May 24, 2011 (foodconsumer.org) -- A review report funded by the World Cancer Research Fund (WCRF) and the American Institute for Cancer Research (AICR) says men and women eating too much red meat and processed meat can drastically increase their risk of colorectal cancer, compared with those eat little.
 
The report, an update for The WCRF/AICR’s Continuous Update Project released by scientists at Imperial College London, also says eating lots of fiber-rich foods can cut the risk.
 
Red meats include beef, lamb and pork and processed meats include ham, bacon, hot dogs, sausages, pastrami and salami, which contain smoke, preservatives, curing agents and salt.  Fiber-rich foods include certain fruits, vegetables, whole grains, nuts and legumes.
 
A 2007 report has already revealed that eating red meat and processed meat are correlated with higher risk of colorectal cancer while eating fiber rich foods is associated with lower risk of the disease.
 
The current review covered 263 more studies released after the 2007 report and found stronger evidence suggesting that eating meat boosts risk of colorectal cancer while eating a plant-based diet reduces the risk.
 
Men and women eating 3.5 ounces a day or 24.5 ounces a week of red meat were at a 17 percent increased risk of colorectal cancer, compared with those who ate no red meat.

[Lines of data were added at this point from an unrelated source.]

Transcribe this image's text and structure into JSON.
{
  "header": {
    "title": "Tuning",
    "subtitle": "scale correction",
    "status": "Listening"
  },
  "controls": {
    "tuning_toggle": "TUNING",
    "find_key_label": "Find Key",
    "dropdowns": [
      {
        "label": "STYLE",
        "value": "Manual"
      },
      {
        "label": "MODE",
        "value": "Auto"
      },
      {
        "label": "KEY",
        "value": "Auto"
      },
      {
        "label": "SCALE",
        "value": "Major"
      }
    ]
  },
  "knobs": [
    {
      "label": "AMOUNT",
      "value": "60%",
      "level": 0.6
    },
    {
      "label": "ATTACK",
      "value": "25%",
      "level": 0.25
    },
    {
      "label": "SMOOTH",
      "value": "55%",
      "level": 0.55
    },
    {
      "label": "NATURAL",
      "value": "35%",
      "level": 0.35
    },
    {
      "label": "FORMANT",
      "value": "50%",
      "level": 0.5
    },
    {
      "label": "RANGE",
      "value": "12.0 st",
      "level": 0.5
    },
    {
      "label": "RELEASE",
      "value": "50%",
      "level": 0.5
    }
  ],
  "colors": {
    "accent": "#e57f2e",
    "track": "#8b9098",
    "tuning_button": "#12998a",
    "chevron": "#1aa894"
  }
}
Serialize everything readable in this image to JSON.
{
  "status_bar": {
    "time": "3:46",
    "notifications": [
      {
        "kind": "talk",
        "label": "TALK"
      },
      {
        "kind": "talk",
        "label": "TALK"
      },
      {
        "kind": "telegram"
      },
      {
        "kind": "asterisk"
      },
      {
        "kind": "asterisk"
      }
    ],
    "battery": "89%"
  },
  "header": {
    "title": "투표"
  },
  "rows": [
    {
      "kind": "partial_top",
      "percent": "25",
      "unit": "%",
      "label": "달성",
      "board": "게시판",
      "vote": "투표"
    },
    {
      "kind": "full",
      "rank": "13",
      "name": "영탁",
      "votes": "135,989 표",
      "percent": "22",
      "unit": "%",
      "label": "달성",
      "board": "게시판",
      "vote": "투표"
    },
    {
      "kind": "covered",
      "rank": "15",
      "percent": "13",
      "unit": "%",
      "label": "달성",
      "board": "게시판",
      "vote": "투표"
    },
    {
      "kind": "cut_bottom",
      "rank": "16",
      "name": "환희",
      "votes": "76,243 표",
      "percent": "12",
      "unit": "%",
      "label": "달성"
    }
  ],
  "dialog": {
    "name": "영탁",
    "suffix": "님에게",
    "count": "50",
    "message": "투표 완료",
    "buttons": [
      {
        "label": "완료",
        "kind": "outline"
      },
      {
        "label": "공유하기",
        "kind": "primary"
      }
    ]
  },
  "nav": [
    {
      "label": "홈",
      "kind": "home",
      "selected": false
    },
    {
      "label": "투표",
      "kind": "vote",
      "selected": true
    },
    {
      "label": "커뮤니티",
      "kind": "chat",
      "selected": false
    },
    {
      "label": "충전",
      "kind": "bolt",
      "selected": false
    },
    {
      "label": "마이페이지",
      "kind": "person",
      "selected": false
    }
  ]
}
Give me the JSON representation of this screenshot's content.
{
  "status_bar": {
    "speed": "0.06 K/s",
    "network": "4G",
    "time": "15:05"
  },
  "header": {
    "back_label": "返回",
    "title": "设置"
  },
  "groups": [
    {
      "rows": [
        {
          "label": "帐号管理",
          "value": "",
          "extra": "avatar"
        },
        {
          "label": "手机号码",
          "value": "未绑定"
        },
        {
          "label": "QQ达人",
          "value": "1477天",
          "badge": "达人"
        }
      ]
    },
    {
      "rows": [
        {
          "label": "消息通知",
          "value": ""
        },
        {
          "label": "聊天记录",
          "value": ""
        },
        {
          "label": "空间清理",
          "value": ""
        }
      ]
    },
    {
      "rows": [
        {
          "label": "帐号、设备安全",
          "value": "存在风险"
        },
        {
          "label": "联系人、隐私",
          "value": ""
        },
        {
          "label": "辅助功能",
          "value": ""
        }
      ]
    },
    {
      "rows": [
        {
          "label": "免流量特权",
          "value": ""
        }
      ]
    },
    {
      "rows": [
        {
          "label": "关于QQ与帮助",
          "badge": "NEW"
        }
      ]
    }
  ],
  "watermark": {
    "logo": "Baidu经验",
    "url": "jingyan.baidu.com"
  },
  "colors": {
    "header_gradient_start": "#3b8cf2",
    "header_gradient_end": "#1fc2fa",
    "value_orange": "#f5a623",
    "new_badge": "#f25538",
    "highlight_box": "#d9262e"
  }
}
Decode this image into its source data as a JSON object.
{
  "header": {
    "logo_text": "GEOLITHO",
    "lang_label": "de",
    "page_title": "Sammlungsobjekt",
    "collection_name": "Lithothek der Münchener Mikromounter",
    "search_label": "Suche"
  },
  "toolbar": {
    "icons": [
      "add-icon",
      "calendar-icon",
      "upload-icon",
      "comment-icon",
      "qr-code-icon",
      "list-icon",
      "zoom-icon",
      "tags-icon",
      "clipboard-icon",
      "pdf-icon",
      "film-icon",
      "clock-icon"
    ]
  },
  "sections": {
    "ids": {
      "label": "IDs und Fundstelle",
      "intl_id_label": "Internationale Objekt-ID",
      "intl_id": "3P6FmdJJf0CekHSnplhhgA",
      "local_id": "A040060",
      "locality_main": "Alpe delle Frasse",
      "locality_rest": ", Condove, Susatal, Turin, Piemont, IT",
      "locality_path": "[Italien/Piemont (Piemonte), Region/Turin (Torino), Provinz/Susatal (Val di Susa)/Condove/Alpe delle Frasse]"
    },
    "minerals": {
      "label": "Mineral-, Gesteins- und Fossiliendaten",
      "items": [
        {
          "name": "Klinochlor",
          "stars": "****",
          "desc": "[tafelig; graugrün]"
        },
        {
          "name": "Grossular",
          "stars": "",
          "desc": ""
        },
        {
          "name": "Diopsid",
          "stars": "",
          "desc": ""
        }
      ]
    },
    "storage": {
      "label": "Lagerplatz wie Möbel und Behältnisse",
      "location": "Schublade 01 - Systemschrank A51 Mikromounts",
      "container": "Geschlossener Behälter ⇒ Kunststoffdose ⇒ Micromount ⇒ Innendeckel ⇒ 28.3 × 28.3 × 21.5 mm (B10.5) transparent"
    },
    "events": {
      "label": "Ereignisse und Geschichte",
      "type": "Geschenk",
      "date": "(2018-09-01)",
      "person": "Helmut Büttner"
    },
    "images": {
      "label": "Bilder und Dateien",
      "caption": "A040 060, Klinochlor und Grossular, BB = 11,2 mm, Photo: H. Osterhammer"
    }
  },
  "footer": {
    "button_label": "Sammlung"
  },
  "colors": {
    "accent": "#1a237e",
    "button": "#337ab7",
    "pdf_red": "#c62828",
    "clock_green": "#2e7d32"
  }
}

Intake of more than 7.0 ounces per day or 49 ounces per week of red meat was linked with 34 percent increased risk of the disease, compared to eating less than 18 ounces per week. The researchers further found eating less than 18 ounces per week did not seem to increase the risk significantly compared to those who ate little red meat.
 
Similarly, men and women who ate 3.5 ounces of processed meat each day or 24.5 ounces every week were at a 36 percent increased risk compared with those who did not eat any.  When the daily intake increased to 7.0 ounces per day or 49 ounces per week, the risk increased by 72 percent compared with those who ate little.
 
Also, the report finds that physical activity, being lean, avoiding alcohol and eating garlic may probably reduce the risk of colorectal cancer or colon cancer.
 
"This report shows that colorectal cancer is one of the most preventable cancers," said Elisa Bandera, MD, PhD, who was on the WCRF/AICR's Continuous Update Project (CUP) Expert Panel that authored the current report.
 
"AICR has estimated that about 45 percent of colorectal cancer cases could be prevented if we all ate more fiber–rich plant foods and less meat, drank less alcohol, moved more and stayed lean. That's over 64,000 cases in the US every year."